L’accès au médicament innovant Kaftrio pour le traitement de la fibrose kystique, par le biais d’une autorisation à usage spécial (AUE) soumise par un hôpital du service national de santé, est possible depuis fin novembre, a rapporté aujourd’hui Infarmed.

Dans un communiqué, l’Autorité nationale des médicaments a expliqué que «pendant que l’évaluation est en cours» aux fins de financement public, «il y a la possibilité d’accéder au médicament d’initiative de l’hôpital, via l’AUE, dans le cadre d’un programme d’accès précoce (PAP)) »Ce qui, dans le cas de Kaftrio, a été« approuvé le 27 novembre 2020 ».

«Les demandes d’AUE sont justifiées par l’hôpital demandeur et comprennent des informations cliniques détaillées sur le patient pour lequel un traitement est demandé.

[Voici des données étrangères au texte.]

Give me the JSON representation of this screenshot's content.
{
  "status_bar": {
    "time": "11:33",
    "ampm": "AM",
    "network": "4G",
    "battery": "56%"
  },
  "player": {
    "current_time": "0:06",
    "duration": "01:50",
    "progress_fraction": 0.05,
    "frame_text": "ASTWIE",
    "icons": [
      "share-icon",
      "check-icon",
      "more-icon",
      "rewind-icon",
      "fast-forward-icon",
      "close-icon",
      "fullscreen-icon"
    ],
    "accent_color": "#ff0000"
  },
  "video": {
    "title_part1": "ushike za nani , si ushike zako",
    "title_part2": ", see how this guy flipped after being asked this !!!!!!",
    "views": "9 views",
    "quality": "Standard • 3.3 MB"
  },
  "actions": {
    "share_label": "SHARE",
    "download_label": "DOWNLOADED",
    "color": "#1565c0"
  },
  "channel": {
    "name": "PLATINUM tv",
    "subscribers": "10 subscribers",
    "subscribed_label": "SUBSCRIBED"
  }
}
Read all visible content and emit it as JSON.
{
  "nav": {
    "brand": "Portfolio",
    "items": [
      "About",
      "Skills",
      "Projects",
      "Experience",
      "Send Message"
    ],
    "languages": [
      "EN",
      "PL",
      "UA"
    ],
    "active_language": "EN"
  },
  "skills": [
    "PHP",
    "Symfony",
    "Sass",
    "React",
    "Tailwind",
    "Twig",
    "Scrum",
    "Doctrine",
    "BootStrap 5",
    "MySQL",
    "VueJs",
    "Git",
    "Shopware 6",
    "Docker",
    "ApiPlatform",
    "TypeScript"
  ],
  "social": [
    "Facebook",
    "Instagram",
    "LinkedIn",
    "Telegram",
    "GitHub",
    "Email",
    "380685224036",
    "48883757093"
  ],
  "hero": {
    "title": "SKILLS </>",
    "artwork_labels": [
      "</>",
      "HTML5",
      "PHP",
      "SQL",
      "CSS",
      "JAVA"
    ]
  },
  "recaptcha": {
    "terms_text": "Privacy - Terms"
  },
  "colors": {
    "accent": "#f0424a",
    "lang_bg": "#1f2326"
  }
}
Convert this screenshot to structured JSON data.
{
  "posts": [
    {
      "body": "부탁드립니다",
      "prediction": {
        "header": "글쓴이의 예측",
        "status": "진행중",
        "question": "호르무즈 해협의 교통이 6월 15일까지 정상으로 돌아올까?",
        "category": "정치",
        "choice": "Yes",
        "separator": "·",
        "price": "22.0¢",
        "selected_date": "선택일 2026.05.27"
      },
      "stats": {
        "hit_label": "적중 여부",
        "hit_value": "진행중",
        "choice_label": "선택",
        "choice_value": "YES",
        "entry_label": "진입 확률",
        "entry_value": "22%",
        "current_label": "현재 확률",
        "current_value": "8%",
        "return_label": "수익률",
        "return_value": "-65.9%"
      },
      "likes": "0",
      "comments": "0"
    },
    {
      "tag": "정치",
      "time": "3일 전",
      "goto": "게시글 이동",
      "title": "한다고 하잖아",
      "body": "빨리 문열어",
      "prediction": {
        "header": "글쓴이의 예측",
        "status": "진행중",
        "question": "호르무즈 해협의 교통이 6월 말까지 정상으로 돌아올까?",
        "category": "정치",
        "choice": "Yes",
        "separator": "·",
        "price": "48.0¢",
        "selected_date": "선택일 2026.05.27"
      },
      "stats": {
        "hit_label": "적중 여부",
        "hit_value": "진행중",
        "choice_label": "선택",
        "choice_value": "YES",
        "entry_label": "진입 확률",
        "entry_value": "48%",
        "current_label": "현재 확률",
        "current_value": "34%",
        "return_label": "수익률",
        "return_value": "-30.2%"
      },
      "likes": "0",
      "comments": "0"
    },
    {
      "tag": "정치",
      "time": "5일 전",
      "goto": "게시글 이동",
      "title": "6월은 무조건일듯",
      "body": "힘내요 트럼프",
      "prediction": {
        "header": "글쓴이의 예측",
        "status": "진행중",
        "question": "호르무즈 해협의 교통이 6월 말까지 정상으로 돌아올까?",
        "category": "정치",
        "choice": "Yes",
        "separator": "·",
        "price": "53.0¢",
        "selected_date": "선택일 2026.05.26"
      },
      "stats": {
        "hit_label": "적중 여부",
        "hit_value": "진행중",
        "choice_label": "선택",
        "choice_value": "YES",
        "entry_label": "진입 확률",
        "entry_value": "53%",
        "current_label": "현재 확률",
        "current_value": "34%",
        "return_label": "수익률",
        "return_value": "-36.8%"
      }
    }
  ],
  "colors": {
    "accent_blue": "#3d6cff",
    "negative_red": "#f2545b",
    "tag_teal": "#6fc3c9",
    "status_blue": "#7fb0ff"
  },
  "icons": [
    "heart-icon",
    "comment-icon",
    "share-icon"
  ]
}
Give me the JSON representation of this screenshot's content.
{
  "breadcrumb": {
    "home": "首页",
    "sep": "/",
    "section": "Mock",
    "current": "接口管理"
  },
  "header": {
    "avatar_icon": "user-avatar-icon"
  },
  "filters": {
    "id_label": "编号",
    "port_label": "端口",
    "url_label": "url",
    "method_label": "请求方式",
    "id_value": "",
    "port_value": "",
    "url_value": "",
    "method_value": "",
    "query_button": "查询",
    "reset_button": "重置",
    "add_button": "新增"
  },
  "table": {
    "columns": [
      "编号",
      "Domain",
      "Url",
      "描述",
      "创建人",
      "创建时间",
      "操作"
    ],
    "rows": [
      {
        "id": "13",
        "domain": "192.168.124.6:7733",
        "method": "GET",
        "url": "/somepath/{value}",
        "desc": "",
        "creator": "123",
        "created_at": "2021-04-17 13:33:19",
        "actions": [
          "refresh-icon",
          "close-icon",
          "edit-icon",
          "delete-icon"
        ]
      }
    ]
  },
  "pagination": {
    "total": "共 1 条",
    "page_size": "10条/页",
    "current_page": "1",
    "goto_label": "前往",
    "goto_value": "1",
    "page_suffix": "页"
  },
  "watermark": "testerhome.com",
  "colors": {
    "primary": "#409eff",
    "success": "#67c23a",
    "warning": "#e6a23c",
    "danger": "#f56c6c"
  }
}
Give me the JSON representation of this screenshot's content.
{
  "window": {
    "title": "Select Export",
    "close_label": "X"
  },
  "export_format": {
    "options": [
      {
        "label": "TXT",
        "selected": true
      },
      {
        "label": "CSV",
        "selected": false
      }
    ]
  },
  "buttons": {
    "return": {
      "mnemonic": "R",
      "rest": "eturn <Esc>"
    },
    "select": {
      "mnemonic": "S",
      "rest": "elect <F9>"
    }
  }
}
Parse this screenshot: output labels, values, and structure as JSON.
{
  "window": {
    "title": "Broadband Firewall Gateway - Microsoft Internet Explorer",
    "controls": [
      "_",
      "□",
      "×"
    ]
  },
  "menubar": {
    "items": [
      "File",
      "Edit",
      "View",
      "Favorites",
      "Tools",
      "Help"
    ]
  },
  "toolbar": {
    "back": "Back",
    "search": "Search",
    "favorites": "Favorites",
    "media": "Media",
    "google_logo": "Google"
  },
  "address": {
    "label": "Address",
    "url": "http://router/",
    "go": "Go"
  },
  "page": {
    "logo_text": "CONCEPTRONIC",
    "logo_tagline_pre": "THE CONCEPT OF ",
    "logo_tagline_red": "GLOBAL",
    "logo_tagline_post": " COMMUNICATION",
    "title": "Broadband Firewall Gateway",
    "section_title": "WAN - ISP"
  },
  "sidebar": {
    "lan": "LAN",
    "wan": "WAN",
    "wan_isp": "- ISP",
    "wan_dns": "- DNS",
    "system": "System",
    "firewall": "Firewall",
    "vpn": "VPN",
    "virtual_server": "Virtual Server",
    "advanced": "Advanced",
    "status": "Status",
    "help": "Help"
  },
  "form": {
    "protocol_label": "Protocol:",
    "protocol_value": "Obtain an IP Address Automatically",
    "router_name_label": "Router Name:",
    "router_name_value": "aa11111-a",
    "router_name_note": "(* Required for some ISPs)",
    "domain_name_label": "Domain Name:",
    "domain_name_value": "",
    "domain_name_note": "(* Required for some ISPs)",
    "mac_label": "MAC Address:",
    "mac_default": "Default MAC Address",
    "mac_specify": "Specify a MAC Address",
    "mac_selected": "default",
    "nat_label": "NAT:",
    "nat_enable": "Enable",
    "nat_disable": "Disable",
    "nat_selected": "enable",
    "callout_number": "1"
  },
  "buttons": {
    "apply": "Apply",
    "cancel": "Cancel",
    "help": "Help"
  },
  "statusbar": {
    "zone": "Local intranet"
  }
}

Ces informations sont ensuite évaluées au cas par cas par des experts cliniques (médecins) appartenant à l’Infarmed Health Technology Evaluation Commission », souligne le communiqué reçu par l’agence Lusa.

La clarification d’Infarmed intervient « à la suite de l’actualité concernant l’accès au médicament par un patient spécifique », qui se plaignait du retard dans l’approbation au Portugal de Kaftrio, destiné au traitement de cette maladie génétique, héréditaire et rare.

«Je ne veux pas mourir, je veux vivre», a écrit la jeune femme de 24 ans dans un message public devenu «viral» sur les réseaux sociaux.

En ce sens, Infarmed précise qu’elle suit le cas «depuis vendredi, après contact avec le patient», qui a «immédiatement eu accès au médicament via l’AUE à la demande de l’hôpital».

L’institut d’État explique que si «dans le cadre de la protection des données des patients» les demandes d’AUE sont anonymes, «après un nouveau contact avec la patiente», il a contacté l’hôpital qui la suit «afin de vérifier s’il y avait, en fait, un demander et, si nécessaire, soutenir l’hôpital dans ce processus ».

Cependant, «jusqu’à présent, il n’a pas été soumis à Infarmed [qualquer] commande pour ce patient », ce fait étant« confirmé par l’hôpital », selon l’agence.

«Infarmed est entièrement disponible pour analyser le processus afin de mettre le médicament à la disposition du patient dans les plus brefs délais, [mas] ce n’est que lorsque la demande sera soumise que cela sera possible », souligne le communiqué.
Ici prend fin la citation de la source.